Jim Wallis vividly recalls the optimism at the ecumenical "Call to Jubilee" service on the eve of the WTO conference ("Seattle: Changing the Rules," March-April 2000). I sat near the pulpit as Wallis compared late 1999 to the important years in the civil rights movement, where we now again are confronting an injustice committed by our society, this one with ramifications on nearly one-fifth of the world’s population. Recent reports of commitments by President Clinton and other G-7 leaders to cancel debts have vindicated the efforts of the Jubilee 2000 initiative.
Yet Leviticus 25, as Wallis points out, requires more than the elimination of debt. The debtors must receive what they have been denied, in order that they can manage their resources and determine their own survival. The optimism at the progress made toward debt relief may result in a sense of complacency among some Jubilee supporters, who may perceive cancellation of debt as the final objective. Cancellation without follow through would forgive the guilty without redirecting resources back into the communities.

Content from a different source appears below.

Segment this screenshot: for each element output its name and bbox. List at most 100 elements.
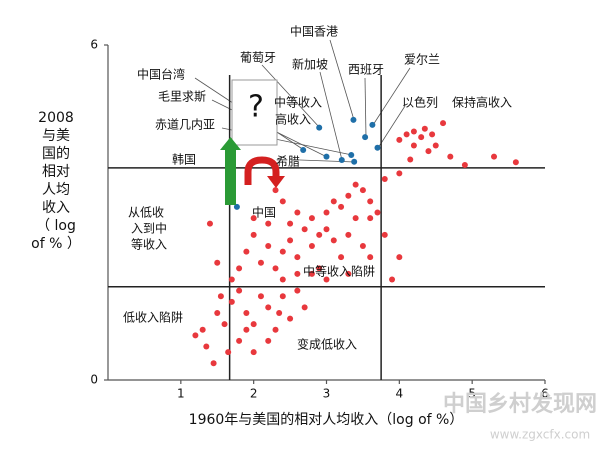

Christians who support the goals of Jubilee 2000 need to examine their own roles in sustaining development of the affected areas. A continuing program of development and investment in the countries selected for debt relief will ultimately be more beneficial than reliance on existing institutions and leaders. Ironically, the extension of mini-loans to many of the poorest people may be more helpful than large-scale programs of aid funneled through government agencies.